Já a ética plural, de acordo com o prof. Bittar (2002, p. 44) reúne: O essencial de toda ética, para que sobreviva como tal, e não se transforme em puro arbítrio axiológico (faço de minha vontade a vontade de todos), é que garanta e defenda o desenvolvimento de outras alternativas éticas, desde que estas também sejam éticas distanciadas do arbítrio axiológico. (...) o que torna determinada doutrina ética arbitrária é o fato de prever como programa próprio de realizações a exclusão de outras éticas, até a sua total e absoluta predominância sobre os espíritos e as consciências.
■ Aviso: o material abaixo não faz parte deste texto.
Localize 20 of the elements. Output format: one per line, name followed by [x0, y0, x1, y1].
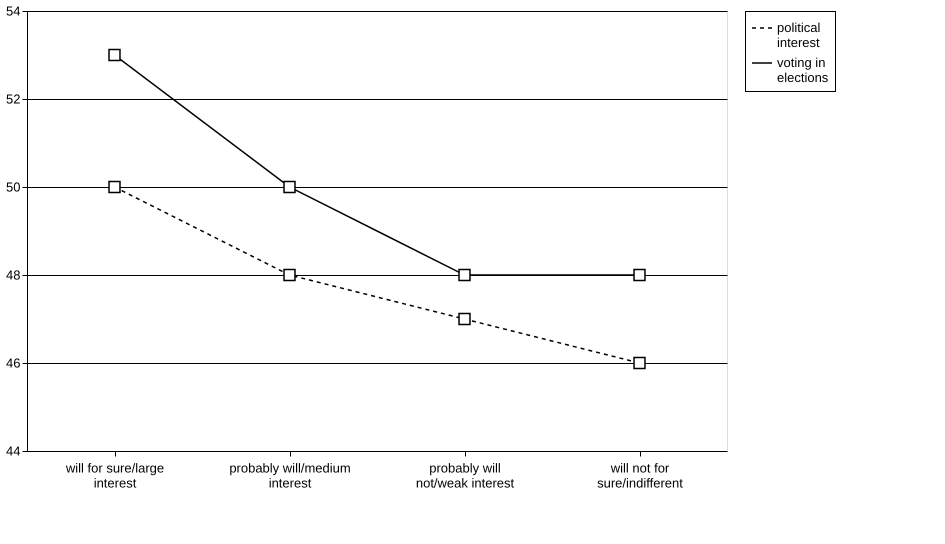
- x-tick-label: probably will/medium interest: [229, 460, 351, 490]
- x-tick-label: probably will not/weak interest: [416, 460, 515, 490]
- point: [458, 312, 471, 326]
- legend-label: political interest: [777, 20, 820, 50]
- x-tick-label: will for sure/large interest: [64, 460, 164, 490]
- x-tick-label: will not for sure/indifferent: [597, 460, 684, 490]
- y-tick-label: 48: [6, 268, 20, 282]
- y-tick-label: 52: [6, 92, 20, 106]
- point: [283, 268, 296, 282]
- point: [633, 268, 646, 282]
- y-tick-label: 44: [6, 444, 20, 458]
- point: [633, 356, 646, 370]
- point: [458, 268, 471, 282]
- point: [108, 180, 121, 194]
- legend-label: voting in elections: [777, 55, 829, 85]
- point: [283, 180, 296, 194]
- y-tick-label: 46: [6, 356, 20, 370]
- point: [108, 48, 121, 62]
- y-tick-label: 50: [6, 180, 20, 194]
- y-tick-label: 54: [6, 4, 20, 18]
Esse tipo de tirania ética, em verdade, constitui-se em desregramento ético, e passa a representar a maior das violações, a saber: a intolerância.

Enfim, a atualidade globalizada trouxe novos problemas e novos desafios para a ética, para a responsabilidade social e para o exercício profissional, assim como novos instrumentos de dominação e controle da coletividade. Contudo, junto com essas novas dificuldades vieram novas soluções e possibilidades.

Assim, contra a hegemonia do individualismo há a ética do consenso e a disseminação de ONGs e pessoas que fazem trabalhos voluntários coletivos. Contra o domínio do econômico levanta-se as normas e as instituições que protegem o homem e a dignidade humana, relativizando o poder da propriedade privada e protegendo ou democratizando o conhecimento acumulado pela humanidade.

Veja-se o caso da quebra de patente dos medicamentos contra a AIDS promovidos por alguns países. E, por fim, contra o choque de civilizações, culturas e costumes posta-se a ética do plural, da tolerância, assim como a ética global que começa a se formar e pode ser vislumbrada em documentos como a Carta da ONU e demais convenções emitidas pelas Nações Unidas que protegem os Direitos Humanos e os refugiados.

Portanto, após a discussão dos pontos anteriores, pode-se concluir que é possível, em pleno mundo globalizado, conciliar a ética com a responsabilidade social e com o exercício profissional. Contudo, essa tarefa é árdua, pois o próprio sistema capitalista é um sistema anti-ético e individualista que promove a exploração humana e transforma tudo em mercadoria.
Além disso, o discurso ético necessita de efetividade.

Muito se fala e pouco se faz. E a hipocrisia é generalizada, principalmente, nas nações desenvolvidas que pregam os Direitos Humanos, a Democracia e o Estado de Direito, mas promovem a escravidão dos imigrantes ilegais.

7. Bibliografia utilizada

BITTAR, Eduardo C. B. Curso de Ética Jurídica. Editora Saraiva: São Paulo. 2002.

BIHR, Alain. Abaixo a propriedade privada. Le Monde Diplomatique. Novembro de 2006.

COIMBRA, José de Ávila A. Fronteiras da Ética. Editora Senac: São Paulo. 2002.

CRAWFORD, Richard.

HUNTINGTON, Samuel P. O choque de civilizações e a recomposição da ordem mundial. Editora Objetiva: Rio de janeiro. 1997.

SILVA, R. M. A. A inteligência como fator estratégico. Gazeta Mercantil. 16 de janeiro de 2002.